Using a Datamart to Solve NY Medicaid Billing Issues
Several of my clients are New York-based social service agencies. As such, much of their income depends on Medicaid reimbursement. The problems they face are two fold: First, they need to make sure staff members document client work in a way it can be billed. That’s important, but it’s not something I deal with.
Second, they need to figure out how much they’re billing and collecting—and where the differences lie. This problem meshes well with my background in accounting and databases. The goal is to know how well (or poorly) billing/collecting is going—so they they can work with client-facing staff members to make sure all revenue is being captured.
The Challenge of Medicaid Billing for Social Service Agencies
As I see it, the challenge of Medicaid billing for social service agencies lies in the plethora of systems that don’t fully talk to each other.
For example, in billing for social services, you’ll most likely have an EHR (Electronic Health Record) or other system to track patient data.

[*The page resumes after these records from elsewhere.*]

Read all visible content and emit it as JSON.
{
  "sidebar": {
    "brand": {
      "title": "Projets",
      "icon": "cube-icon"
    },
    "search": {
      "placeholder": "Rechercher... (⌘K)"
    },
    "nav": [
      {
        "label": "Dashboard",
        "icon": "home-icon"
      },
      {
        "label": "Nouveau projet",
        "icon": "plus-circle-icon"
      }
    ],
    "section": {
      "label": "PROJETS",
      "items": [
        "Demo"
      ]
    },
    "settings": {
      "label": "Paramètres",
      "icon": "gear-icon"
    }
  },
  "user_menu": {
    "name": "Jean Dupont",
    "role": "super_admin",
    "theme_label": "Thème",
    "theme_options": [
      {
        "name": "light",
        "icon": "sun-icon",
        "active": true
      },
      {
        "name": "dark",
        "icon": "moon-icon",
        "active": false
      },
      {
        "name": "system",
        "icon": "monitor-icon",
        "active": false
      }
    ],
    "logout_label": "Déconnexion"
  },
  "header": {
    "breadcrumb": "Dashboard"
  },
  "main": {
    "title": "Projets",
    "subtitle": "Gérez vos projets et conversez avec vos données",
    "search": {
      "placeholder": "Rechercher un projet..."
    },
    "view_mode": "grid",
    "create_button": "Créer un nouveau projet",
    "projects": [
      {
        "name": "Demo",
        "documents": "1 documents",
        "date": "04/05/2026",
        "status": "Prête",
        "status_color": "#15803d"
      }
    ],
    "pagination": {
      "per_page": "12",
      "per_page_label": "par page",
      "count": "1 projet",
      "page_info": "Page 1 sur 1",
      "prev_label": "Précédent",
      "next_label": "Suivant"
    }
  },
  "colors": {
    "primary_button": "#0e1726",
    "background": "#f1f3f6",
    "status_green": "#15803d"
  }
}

Then, you have a Medicaid billing system, often provided by a third party. Then, you’ll have a state system, such as the MAPP (Medicaid Analytics Performance Portal).
And finally, you’ll have an ERP where the final financial outcome may reside. (When dealing with revenue, the ERP is generally the least important piece of the puzzle. But for other reporting needs, it can be very useful to have more expense detail.)
Many people try to solve the problem with Excel. This is a bad idea for the many reasons I describe in this post. When accountants doesn’t know what to do, they often turn to Excel. It makes them feel like they’re accomplishing something. And if they work for a small agency, they can probably use Excel as a solution—for awhile. But as their agency grows, so do their Excel problems.
The Datamart Solution
My suggested alternative is a simple datamart. (This is the solution my team and I implement for clients. I might be biased, but I’m not wrong.) Creating a datamart can take anywhere from five to ten days to 12 months, depending on what you’re trying to do.
Here’s the broad-strokes process:
1. Identify the minimum amount of work you can do to solve a meaningful problem.
The amount of data in all these systems is voluminous. So it’s tempting to think, “Since I’m building a data mart, I might as well take all the data.” Don’t do it.
It’s better to have a partial datamart that solves a meaningful problem than the perfect datamart that solves none because it never went into production. Figure out which is the most important problem to solve and then go there.
2. Identify all relevant systems and determine how they can give you data.
This may sound basic. But getting access to systems can be a challenge. The key point, though, is to identify where you’re getting the data.
Once you identify the systems, you need to determine how to get data out of them. Best case scenario (albeit unlikely) is to connect directly to the database and create the necessary queries.
Next best scenario: The system has decent standard reports (or a reporting tool you can use to pull data into Excel or csv format).
After that, if you’re dealing with government systems, you hope they can provide standard output files with data in Excel or csv format.
3. Determine where you will store all the collected data.
We work with SQL Server and Microsoft tools. There are plenty of other database solutions on the market, but we focus on Microsoft for several reasons:
- Most of our clients already have SQL Server installed. Many accounting systems rely on SQL Server for a database. Generally, the datamarts we’re talking about can easily share the same server as the server with your ERP database.
- Microsoft offers highly discounted versions for nonprofits on TechSoup. If you don’t own SQL Server, that doesn’t mean you can’t get one at a decent price.
- Even if you have to buy a license, the cost is fairly reasonable. Even for a mid-sized solution datamart, the cost isn’t too bad.
- Create a process to upload the Excel and csv files into the database.
We generally estimate one to two days to upload each data set. (If we’ve done the feed before, it can take less time. Which is why our contracts specify that we grant you a license and don’t perform work for hire.) The goal is to have a “push a button and go” system.
5. Choose your initial output format.
Again, we generally use SSRS because it comes with SQL Server. It’s excellent for creating both detail and summary reports and distributing them widely.
6. Build your basic reports in the database.
The quantity of reports will always increase over time. Select the most critical things and start there. Don’t worry about trying to get everything done at once.
We understand that 10 to 20 days of consulting time is not an insignificant project for a nonprofit. But if you are dealing with hundreds of thousands—if not millions—in revenue, it’s worth knowing what’s being billed and what’s getting paid. Then, your finance department can work with the agency to make sure revenue isn’t being lost.